Qué poco pesa, pensó con su parte externa, su parte oficial. Con lo que pesaba el viejo. Qué invento esto de poder llevarte la oficina a donde quiera que vayas. Si hasta se puede trabajar en una cafetería. Cómo avanzan las cosas.
Se abrió la puerta e Ingrid sintió que una sensación de malestar le recorría la columna.
—Anda, hola, Ingrid. Qué solita estás.
—Hola, Leif.
Leif se quitó la chaqueta y se fue a su escritorio. Tenía la edad de Ingrid e iba por su tercer matrimonio, esta vez con una mujer veinte años más joven que había entrado en el colegio como profesora en prácticas cuando Leif aún estaba casado con su segunda esposa. La profesora en prácticas acababa de quedarse embarazada de su primer hijo en común, que era el quinto de Leif. No digas nada más, pensó Ingrid, pero sentía que él iba a disponerse a charlar y enseguida proferiría una serie de sonidos a los que Ingrid tendría que responder. Por eso el aire del despacho estaba más enrarecido y le costaba respirar.
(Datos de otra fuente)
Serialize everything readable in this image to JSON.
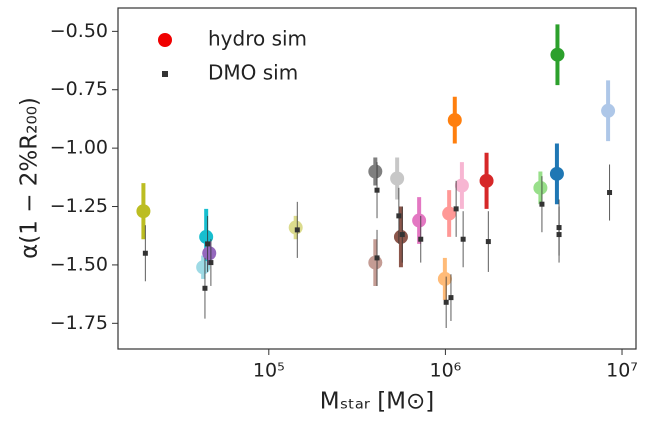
{
  "chart_data": {
    "type": "scatter",
    "xlabel": "Mₛₜₐᵣ [M⊙]",
    "ylabel": "α(1 − 2%R₂₀₀)",
    "xscale": "log",
    "xlim": [
      14000,
      12000000
    ],
    "xticks": [
      {
        "value": 100000,
        "label": "10⁵"
      },
      {
        "value": 1000000,
        "label": "10⁶"
      },
      {
        "value": 10000000,
        "label": "10⁷"
      }
    ],
    "ylim": [
      -1.86,
      -0.4
    ],
    "yticks": [
      {
        "value": -0.5,
        "label": "−0.50"
      },
      {
        "value": -0.75,
        "label": "−0.75"
      },
      {
        "value": -1.0,
        "label": "−1.00"
      },
      {
        "value": -1.25,
        "label": "−1.25"
      },
      {
        "value": -1.5,
        "label": "−1.50"
      },
      {
        "value": -1.75,
        "label": "−1.75"
      }
    ],
    "grid": false,
    "legend": "upper left",
    "series": [
      {
        "name": "hydro sim",
        "color": "#f00000",
        "marker": "circle",
        "x": [
          19500,
          44200,
          42500,
          46000,
          142000,
          401000,
          401000,
          533000,
          560000,
          710000,
          993000,
          1050000,
          1130000,
          1240000,
          1710000,
          3450000,
          4310000,
          4280000,
          8340000
        ],
        "values": [
          -1.27,
          -1.38,
          -1.51,
          -1.45,
          -1.34,
          -1.1,
          -1.49,
          -1.13,
          -1.38,
          -1.31,
          -1.56,
          -1.28,
          -0.88,
          -1.16,
          -1.14,
          -1.17,
          -0.6,
          -1.11,
          -0.84
        ],
        "errors": [
          0.12,
          0.12,
          0.05,
          0.05,
          0.05,
          0.06,
          0.1,
          0.09,
          0.13,
          0.1,
          0.09,
          0.1,
          0.1,
          0.1,
          0.12,
          0.07,
          0.13,
          0.13,
          0.13
        ],
        "point_colors": [
          "#bcbd22",
          "#17becf",
          "#9edae5",
          "#9467bd",
          "#dbdb8d",
          "#7f7f7f",
          "#c49c94",
          "#c7c7c7",
          "#8c564b",
          "#e377c2",
          "#ffbb78",
          "#ff9896",
          "#ff7f0e",
          "#f7b6d2",
          "#d62728",
          "#98df8a",
          "#2ca02c",
          "#1f77b4",
          "#aec7e8"
        ]
      },
      {
        "name": "DMO sim",
        "color": "#333333",
        "marker": "square",
        "x": [
          20000,
          45000,
          43500,
          47000,
          145000,
          410000,
          410000,
          545000,
          570000,
          725000,
          1010000,
          1075000,
          1150000,
          1260000,
          1750000,
          3520000,
          4400000,
          4400000,
          8500000
        ],
        "values": [
          -1.45,
          -1.41,
          -1.6,
          -1.49,
          -1.35,
          -1.18,
          -1.47,
          -1.29,
          -1.37,
          -1.39,
          -1.66,
          -1.64,
          -1.26,
          -1.39,
          -1.4,
          -1.24,
          -1.34,
          -1.37,
          -1.19
        ],
        "errors": [
          0.12,
          0.12,
          0.13,
          0.1,
          0.12,
          0.12,
          0.12,
          0.12,
          0.12,
          0.1,
          0.11,
          0.1,
          0.12,
          0.12,
          0.13,
          0.12,
          0.12,
          0.12,
          0.12
        ]
      }
    ]
  }
}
En la fiesta del verano anterior, Leif e Ingrid se habían tropezado un par de veces. Más tarde ella solo recordaba que en un momento dado habían bailado la lambada y que, como el resto de la gente en la pista de baile, habían imitado los movimientos vulgares de aquel antiguo videoclip. Pero con el alcohol, sus cuerpos no eran conscientes de lo cómico de la situación y pusieron en marcha los procesos que asociaban con ese tipo de movimientos. Lo siguiente que Ingrid recordaba era pegarse a Leif al ritmo de «Hello», de Lionel Richie. Se gemían al oído, entrelazaban los dedos, ella sintió su erección contra el muslo. Después salieron al pasillo y él quiso llevársela —ya es casualidad— al servicio de discapacitados, y solo allí ella consiguió soltarse. Lo último que recuerda son los ojos rojos y el aliento a alcohol de Leif, que, junto con las palabras «servicio de discapacitados», fue lo que rompió el hechizo, y así Ingrid pudo librarse y alcanzar el último tranvía de vuelta a casa. En el tranvía se lo imaginó con todo detalle. Se imaginó cómo se habría aferrado a la agarradera que rodea el retrete. Después pensó en todas las sustitutas y profesoras en prácticas —y algunas alumnas, corría el rumor— con las que Leif se había acostado a lo largo de los años. Pero no conmigo, pensó. Y ahora me voy a casa.
—¿Vienes hoy a la reunión?
—Eso creo —dijo Ingrid sin mirarlo.
—Pensamos ir a tomar una cerveza después. Lo acordamos el viernes cuando no estabas.
Se ha dado cuenta de que yo no estaba —pensó Ingrid—. Quiere algo más. Ingrid escuchó sus propios pensamientos. Socorro, pensó. Sin embargo, no fue eso lo que dijo.
—Suena bien. Tal vez me apunte.
—Eso espero —dijo Leif, y le guiñó un ojo.